If you had an intelligence agency with a significant amount of APT penetration, you might look up every person who requests a visa on LinkedIn and determine if they can amplify the position of your APTs. Maybe you have compromised a taxi app or and and know what hotel they are going to and you can steal a notebook when they leave the room.
I think phone out of your possession is a credible attack, maybe less so today, absolutely 10 years ago it was. Pegasus is a thing, and there were definitely rumors that Chinese police had a little USB stick they could put into peoples phones that would install an app that then disappears from the home screen.
For as long as I can remember, it is hammered into every person who works around security that "no physical security means no security." Losing possession of your phone is the loss of physical security.
Right, I'm with you. I can totally appreciate what even small compromises can open up.
My wife's laptop just got compromised a couple of weeks ago, and I've been diving down the security rabbit hole of figuring out how it happened, what's going on on my network and my computer and phones etc. It has been a rude awakening as to the sheer amount of blind trust I've been placing in all my devices. After watching what network traffic comes and goes on my laptop and how much info gets recorded by the system I've come to the conclusion that modern OSes and browsers that aren't explicitly privacy focuses are basically spyware. My new mindset is 'assume everything is compromised at all times and treat it accordingly'.

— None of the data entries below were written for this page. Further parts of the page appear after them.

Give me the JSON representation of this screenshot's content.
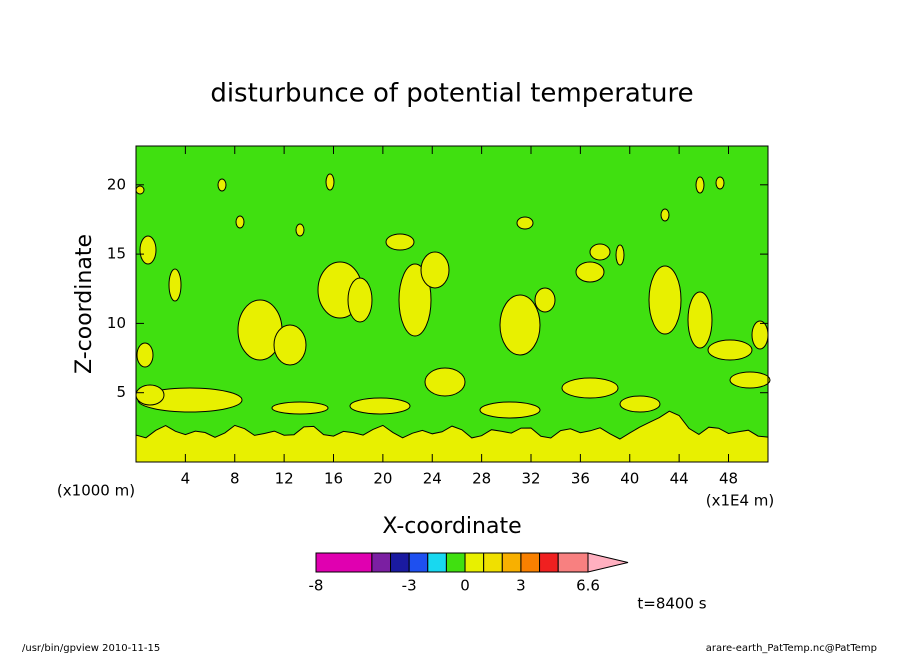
{
  "chart_data": {
    "type": "contour",
    "title": "disturbunce of potential temperature",
    "x_label": "X-coordinate",
    "y_label": "Z-coordinate",
    "x_unit_label": "(x1E4 m)",
    "y_unit_label": "(x1000 m)",
    "xlim": [
      0,
      51.2
    ],
    "xticks": [
      4,
      8,
      12,
      16,
      20,
      24,
      28,
      32,
      36,
      40,
      44,
      48
    ],
    "ylim": [
      0,
      22.8
    ],
    "yticks": [
      5,
      10,
      15,
      20
    ],
    "colorbar": {
      "levels": [
        -8,
        -5,
        -4,
        -3,
        -2,
        -1,
        0,
        1,
        2,
        3,
        4,
        5,
        6.6
      ],
      "colors": [
        "#e000b0",
        "#7b1fa2",
        "#1a1aa0",
        "#1e50f0",
        "#18d8f0",
        "#40e010",
        "#e8f000",
        "#f0e000",
        "#f8b000",
        "#f88000",
        "#f02020",
        "#f88080"
      ],
      "over_color": "#ffb0c0",
      "ticks": [
        -8,
        -3,
        0,
        3,
        6.6
      ]
    },
    "annotation": "t=8400 s",
    "footer_left": "/usr/bin/gpview   2010-11-15",
    "footer_right": "arare-earth_PatTemp.nc@PatTemp"
  }
}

I ran OSForensics on the machine last night. It was my first time running a tool like this, and I while I didn't manage to find a smoking gun, I did find some questionable files masquerading as an installer where there were all kinds of different files and file types but they were actually all executables. I wound up deleting those.
What I did discover is that by default Chrome captures and stores every field you submit to every form in a SQLite database. The amount of PII that turned up was absolutely staggering. If I could only exfiltrate one file from a machine, it would be that.
It sort of boggles the mind that that's a thing at all. I don't ever want to touch a browser ever again.
It's naïve in our system where problems are not solved as a group, but as a sum of individuals. If you don't trust someone to do something on your computer, then you also probably don't trust them to do much more outside; how can they be a part of the community if they aren't to be trusted ? We have abandoned all community-building to the state, and the state decides collective rules even though the state cannot manage a group this size with the best intents, especially considering the political-economic system we're in; it must assume everyone is problematic by default, and everyone's interest is at odds with the state interest.
Stallman talks about anarchy, a system that seems to have been in place there at the time; one of the central tenet of anarchism is conviviality and building a community together. Everyone who is part of the community is trusted. In this system, you don't need passwords.